5. Televisão e o Indivíduo. Como abordado no tópico anterior, a televisão é uma mídia democrática por natureza, por ser de livre acesso a todos, e funciona como um fórum democrático, que promove uma esfera pública de debates, muitas vezes superior àqueles propostos pela mídia impressa ou pelas organizações governamentais. Sob essa acepção de qualidade, o primeiro argumento é centrado na ideia de direitos e cidadania. A televisão é vista como uma câmara comum e informativa da qual os cidadãos dependem para explicar os trabalhos da sociedade e as experiências dos outros. Ajuda os espectadores a participar como seres sociais completamente formados, mais capazes de controlar seus próprios destinos. Assim, a televisão é boa quando cria condições de as pessoas participarem ativamente de uma comunidade, quando proporciona as informações mais verdadeiras possíveis e quando atua como incentivadora do processo democrático mais do que para convencer a população de uma determinada opinião. Mulgan afirma, então, que os temas universais, que podem ser aproveitados por pessoas de praticamente qualquer cultura, seriam de maior qualidade do que as mais luxuosas adaptações literárias ou o mais apurado drama social.
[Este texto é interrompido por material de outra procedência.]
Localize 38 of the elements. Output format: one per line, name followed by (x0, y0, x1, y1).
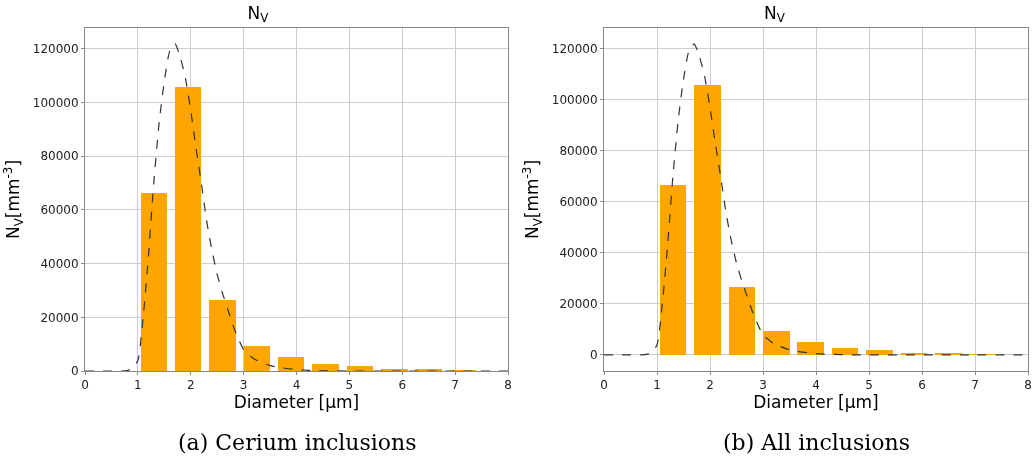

6. Ecologia da Televisão. Aqui a televisão é vista não como um instrumento técnico ou prática social, mas como ecologia, ou seja, um sistema complexo e delicado que não pode ser resumido a uma descrição econômica, vista apenas como indústria lucrativa. Como ecologia, requer permanente adaptação, risco e experimentação e os programas que fossem capazes de acompanhar as tendências, experimentar e se arriscar com sucesso em meio ao ecossistema de mídias, seriam produtos de qualidade.

61 7. Qualidade como diversidade. Um dos fatores fundamentais na dificuldade de se definir qualidade é a falta de consenso sobre o que é bom ou ruim, saudável ou prejudicial à saúde. Para Mulgan, diversidade é raramente algo bom, a não ser quando é o tipo certo de diversidade. Isso significa que, de modo geral, as regras apropriadas para uma minoria de canais, voltados às minorias étnicas, serão diferentes daquele da maioria, voltados a um público amplo. Nesse contexto, o perigo se encontra nas emissoras em que os realizadores se preocupam apenas com a audiência e o mercado vira o único critério de julgamento, o que torna as produções menos criativas para atender ao costume do grande público. O autor defende que ―o ideal seria tornar a TV mais política, no melhor sentido da palavra: mais comentada, e mais discutida.‖(1990:30).

Nota-se pelas acepções de Mulgan que a qualidade de um programa pode ter base em critérios que abordam desde o contexto social até as propriedades técnicas do meio. Wolton (1996) acredita que a aliança entre a dimensão técnica e a social é justamente a causa da força e sucesso da televisão.